Obviously my bias is coming out- I believe the girls teams should get to play in the best gym the school has. When GHS built on a new science wing and put in state of the art science labs, we still had the old labs. No one would say,”Let’s let the boys have class in the new labs because they are most likely to be doctors. Let’s put the girls in the old labs, they will be good enough for them.”

People might say, that it is none of my business where other schools choose to play. And they are probably right. For many years, I actually thought it was good for Galesburg if another school played in a “second gym,” it might reduce the enthusiasm level of the girls at that school. 

Years ago, I realized it did indeed impact my players. We had a road game coming up. The day of our road trip, one of the players told me of a conversation that she had in class with some of the boys basketball players. The boys were telling her about the atmosphere of the gym they played when they went to this school. The boys players shared details of how neat the atmosphere was at this school- the scoreboard, starting lineups, banners, trophy displays, etc.

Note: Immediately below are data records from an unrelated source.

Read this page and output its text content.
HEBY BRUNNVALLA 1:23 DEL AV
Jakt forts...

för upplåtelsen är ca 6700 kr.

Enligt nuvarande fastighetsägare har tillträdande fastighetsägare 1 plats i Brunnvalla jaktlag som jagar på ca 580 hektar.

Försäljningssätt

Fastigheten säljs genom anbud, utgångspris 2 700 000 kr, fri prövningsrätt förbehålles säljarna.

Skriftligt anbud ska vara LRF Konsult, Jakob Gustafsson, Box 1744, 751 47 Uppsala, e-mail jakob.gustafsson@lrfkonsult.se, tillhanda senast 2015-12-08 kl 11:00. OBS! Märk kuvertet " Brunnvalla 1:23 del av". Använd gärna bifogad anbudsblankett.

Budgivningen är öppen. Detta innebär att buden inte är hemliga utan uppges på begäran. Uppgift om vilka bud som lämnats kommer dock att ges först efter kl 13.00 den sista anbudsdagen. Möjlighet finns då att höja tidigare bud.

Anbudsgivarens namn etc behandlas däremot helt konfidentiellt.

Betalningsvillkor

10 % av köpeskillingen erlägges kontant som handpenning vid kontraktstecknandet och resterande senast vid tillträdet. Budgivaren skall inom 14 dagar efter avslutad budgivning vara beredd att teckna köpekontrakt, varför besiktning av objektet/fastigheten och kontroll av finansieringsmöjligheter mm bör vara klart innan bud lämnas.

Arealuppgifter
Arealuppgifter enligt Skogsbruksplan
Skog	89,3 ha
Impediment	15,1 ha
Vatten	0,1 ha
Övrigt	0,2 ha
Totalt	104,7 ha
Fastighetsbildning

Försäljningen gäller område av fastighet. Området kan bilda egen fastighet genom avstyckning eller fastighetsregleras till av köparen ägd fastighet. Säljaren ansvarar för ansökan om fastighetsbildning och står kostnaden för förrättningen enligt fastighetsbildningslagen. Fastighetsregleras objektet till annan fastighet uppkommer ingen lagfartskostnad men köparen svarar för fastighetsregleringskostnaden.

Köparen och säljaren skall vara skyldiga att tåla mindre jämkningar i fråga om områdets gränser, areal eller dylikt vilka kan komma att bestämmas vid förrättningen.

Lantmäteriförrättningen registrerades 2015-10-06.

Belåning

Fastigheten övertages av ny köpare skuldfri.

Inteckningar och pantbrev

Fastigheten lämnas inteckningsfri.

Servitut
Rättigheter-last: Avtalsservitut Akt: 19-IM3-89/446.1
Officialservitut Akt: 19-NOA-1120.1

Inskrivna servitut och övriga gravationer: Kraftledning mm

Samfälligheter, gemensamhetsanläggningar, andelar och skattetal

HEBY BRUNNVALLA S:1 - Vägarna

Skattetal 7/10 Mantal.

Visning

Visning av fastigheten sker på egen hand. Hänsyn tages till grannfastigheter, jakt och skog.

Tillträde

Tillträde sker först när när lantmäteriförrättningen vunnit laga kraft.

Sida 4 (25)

The girl told them that girls team didn’t play in that gym. The comment that came back was, “You are girls, you don’t need a gym like that.” I realized by not playing in a school’s best gym, not just the girls at that school but Galesburg girls were receiving a negative message. 

I sure hope that UT moves the girls games into their school’s “best gym,” it is one of the best gyms in the WB6. That will leave only a couple places where our girls don’t get to play in the school’s best gym.